In scena la storie di Shakespeare c'é tutta intera: le nozze del duca Teseo e della regina Ippolita, insieme alla fuga notturna nel bosco dei quattro giovani insoddisfatti dei destini coniugali, che le famiglie riservan loro; e lì, sotto una “acquosa luna” di giugno (“watery moon”) si compiono i beffardi prodigi architettati dal re degli elfi, Oberon: la sua regina Titania s'innamora di un mostro, mentre i quattro giovani si accendono di passioni nuove, cambiando il bersaglio dei reciproci sentimenti, e, ancora, la comica recita dei maldestri artigiani, che si improvvisano attori per festeggiare Teseo e la sua sposa.
Questo 'notturno dionisiaco', che è malizioso e ambiguo in Shakespeare, la compagnia dell'Elfo lo rende con un rock duro, una coreografia perversamente ammiccante, i costumi di sapore punk. Ed è la parte stilisticamente più unitaria dello spettacolo. La più comica è invece — come è giusto che sia — quella della rozza recita degli artigiani, dove gli attori (in gran parte ex membri degli Anfeclown} si scatenano in gag esilaranti, in pagliacciate piene di misura ed ironia. Meno risolta la cifra del terzo racconto, quello della “realtà”, quello di Teseo, Ippolita e i quattro fuggitivi. La regia li trasporta (quasi) ai tempi nostri: ne fa degli immaginari altoborghesi, colti fra un cocktail party e una partita a tennis; li costringe poi ad un finale diverso e più amaro dell'originale: le coppie infatti, non si rinnovano secondo i desideri dei giovani, ma si ricompongono secondo quelli dei genitori. Al classico, scontato, ma dolcissimo “lieto fine”, si sostituisce un ambiguo, discutibile finale in chiave di mancata rivolta giovanile (un piccolo, ritardato funerale delle speranze del '68?).

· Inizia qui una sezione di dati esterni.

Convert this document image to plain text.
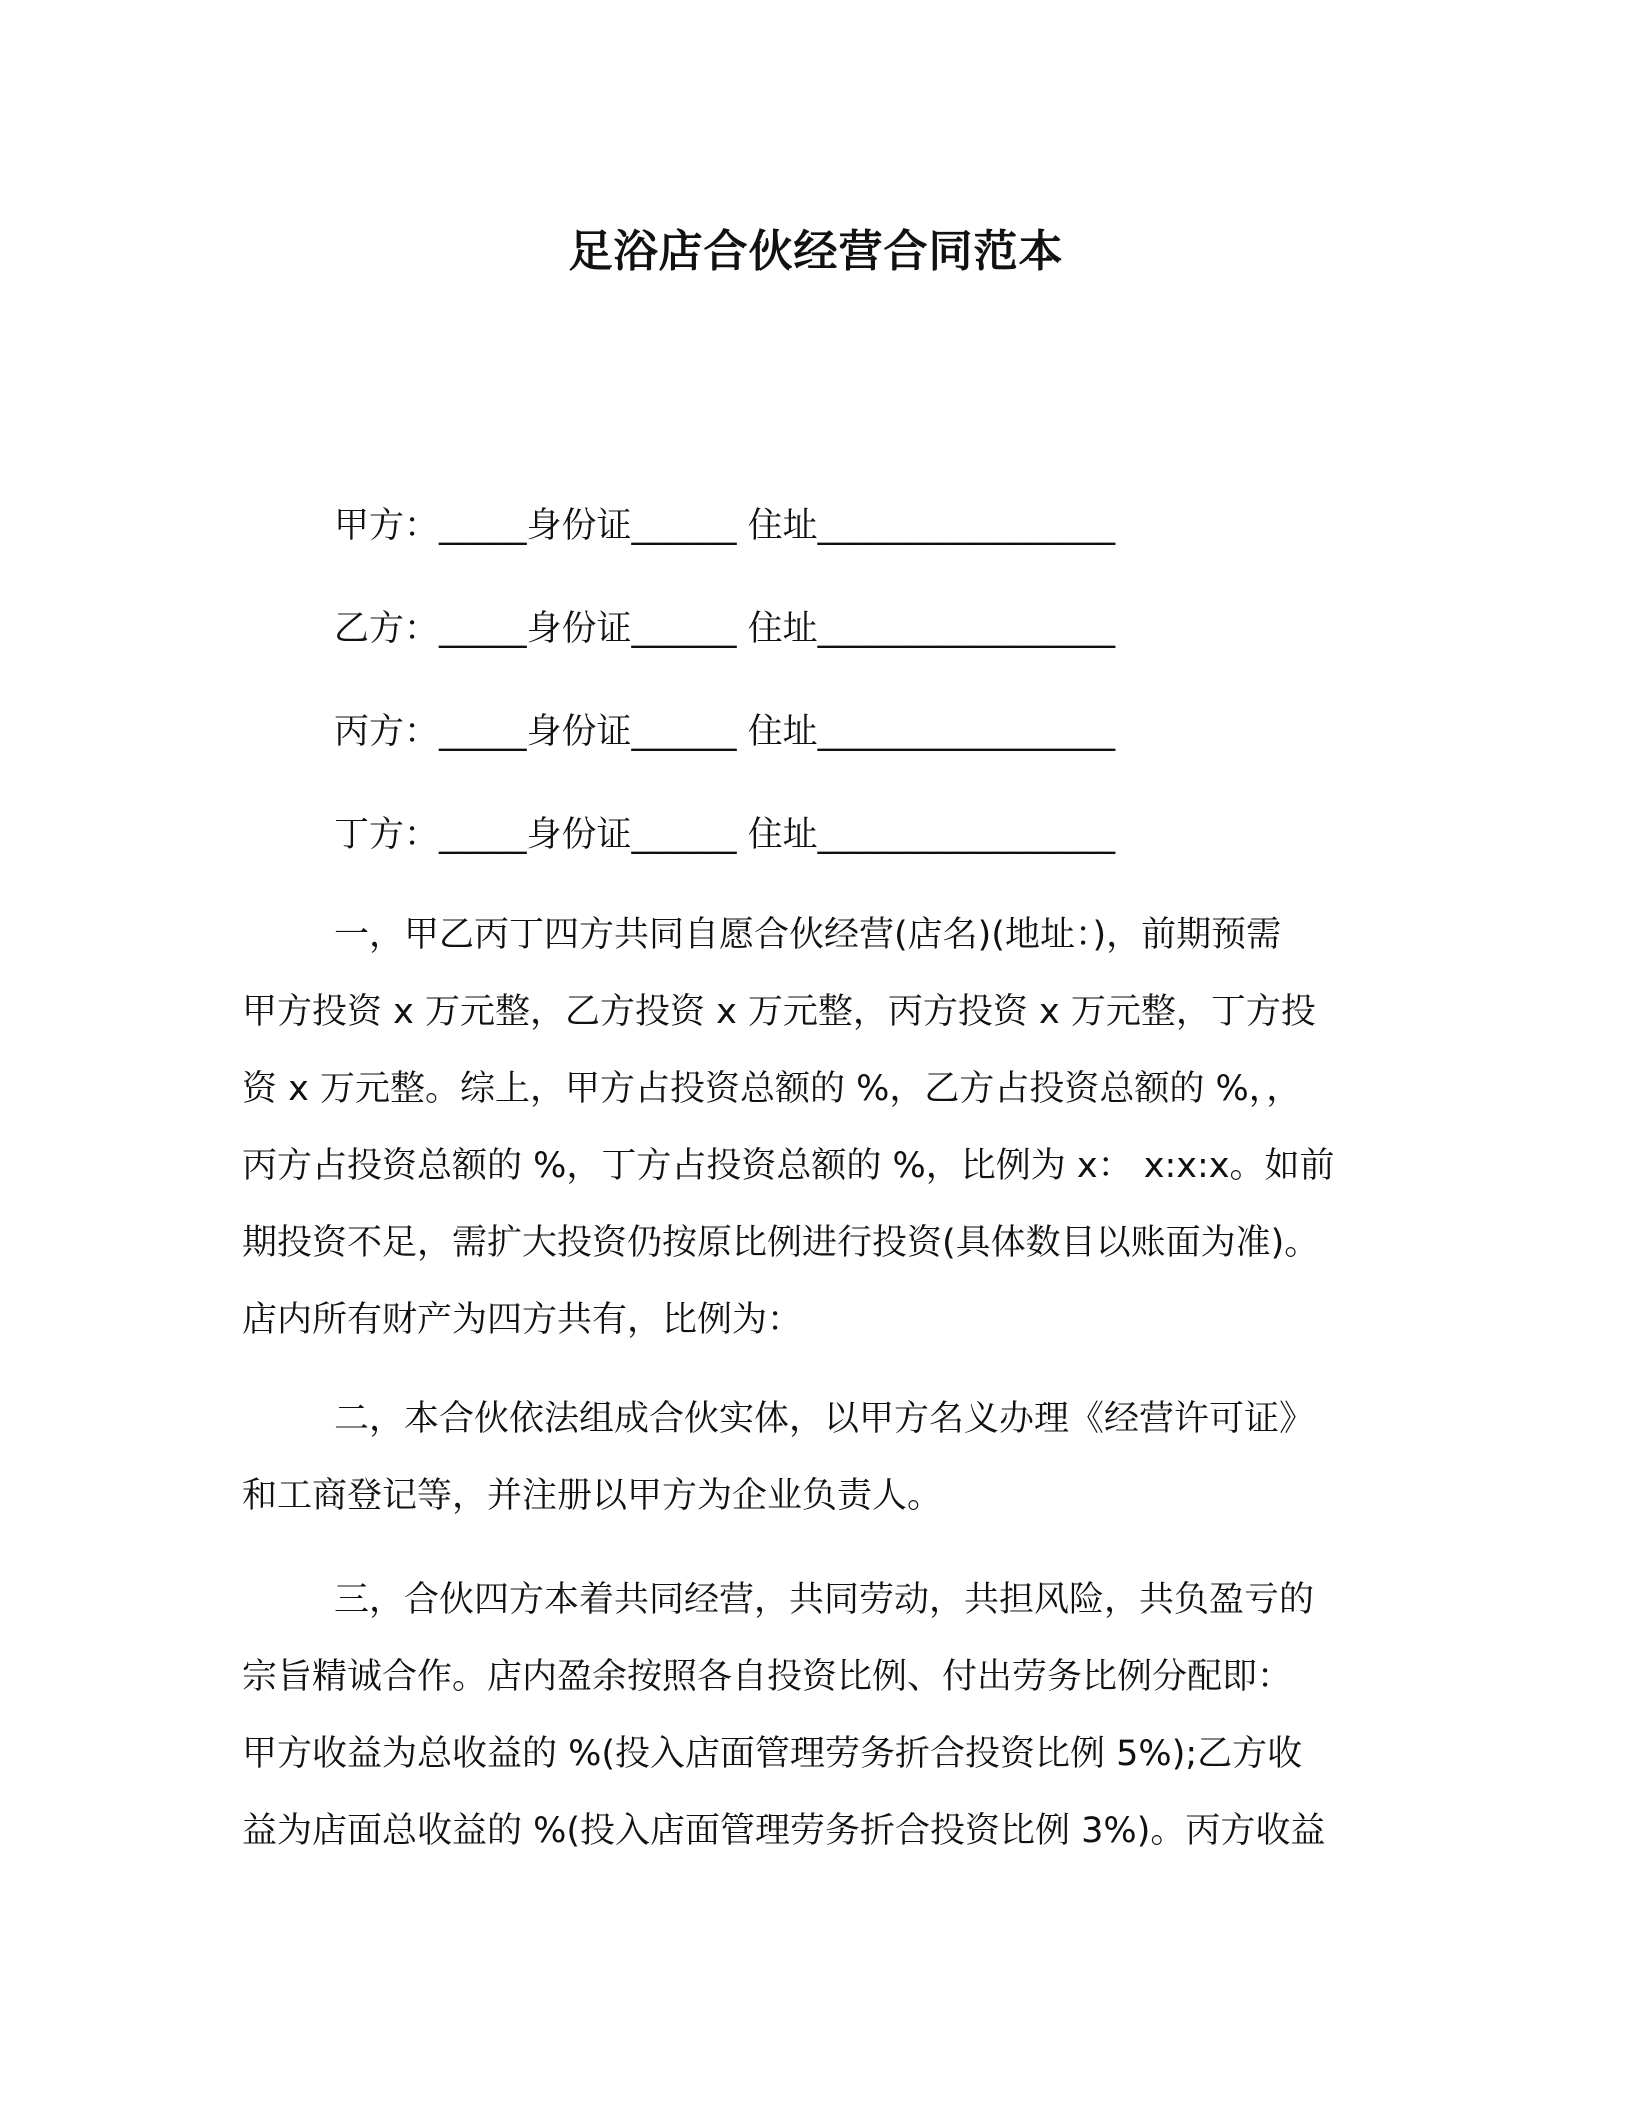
足浴店合伙经营合同范本
甲方：_____身份证______ 住址_________________
乙方：_____身份证______ 住址_________________
丙方：_____身份证______ 住址_________________
丁方：_____身份证______ 住址_________________
一，甲乙丙丁四方共同自愿合伙经营(店名)(地址：)，前期预需
甲方投资 x 万元整，乙方投资 x 万元整，丙方投资 x 万元整，丁方投
资 x 万元整。综上，甲方占投资总额的 %，乙方占投资总额的 %，，
丙方占投资总额的 %，丁方占投资总额的 %，比例为 x： x:x:x。如前
期投资不足，需扩大投资仍按原比例进行投资(具体数目以账面为准)。
店内所有财产为四方共有，比例为：
二，本合伙依法组成合伙实体，以甲方名义办理《经营许可证》
和工商登记等，并注册以甲方为企业负责人。
三，合伙四方本着共同经营，共同劳动，共担风险，共负盈亏的
宗旨精诚合作。店内盈余按照各自投资比例、付出劳务比例分配即：
甲方收益为总收益的 %(投入店面管理劳务折合投资比例 5%);乙方收
益为店面总收益的 %(投入店面管理劳务折合投资比例 3%)。丙方收益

Lo spettacolo è comunque pieno di fantasia, di suggestioni comiche e dionisiache, ben sostenuto dalle musiche di Pagani, animato dalle coreografie di Elisabeth Boeke e Patrizia Fachin. La scena di Thialia Istikopulou è una semplice sala di sapore neoclassico progressivamente invasa da rami d'alberi e code di mostri. I costumi sono di Ferdinando Bruni, ma quelli di un balletto portano la firma di moda di Giorgio Armani. Quanto agli attori vanno elogiati tutti: Doris Von Thury per le straordinarie doti comiche nei panni della sarta Starveling, Luca Barbareschi (Lisandro) per il suo atletismo istrionico, Giuseppe Cederna (Demetrio) per il talento comico-musicale, Claudio Bisio (Teseo) per quello di cantante-ballerino, e poi Luca Torraca, Corinna Agustoni, Ida Marinelli, Renato Sarti. Elio de Capitani, Cristina Crippa, Ferdinando Bruni. Platea gremita, vivissimo successo.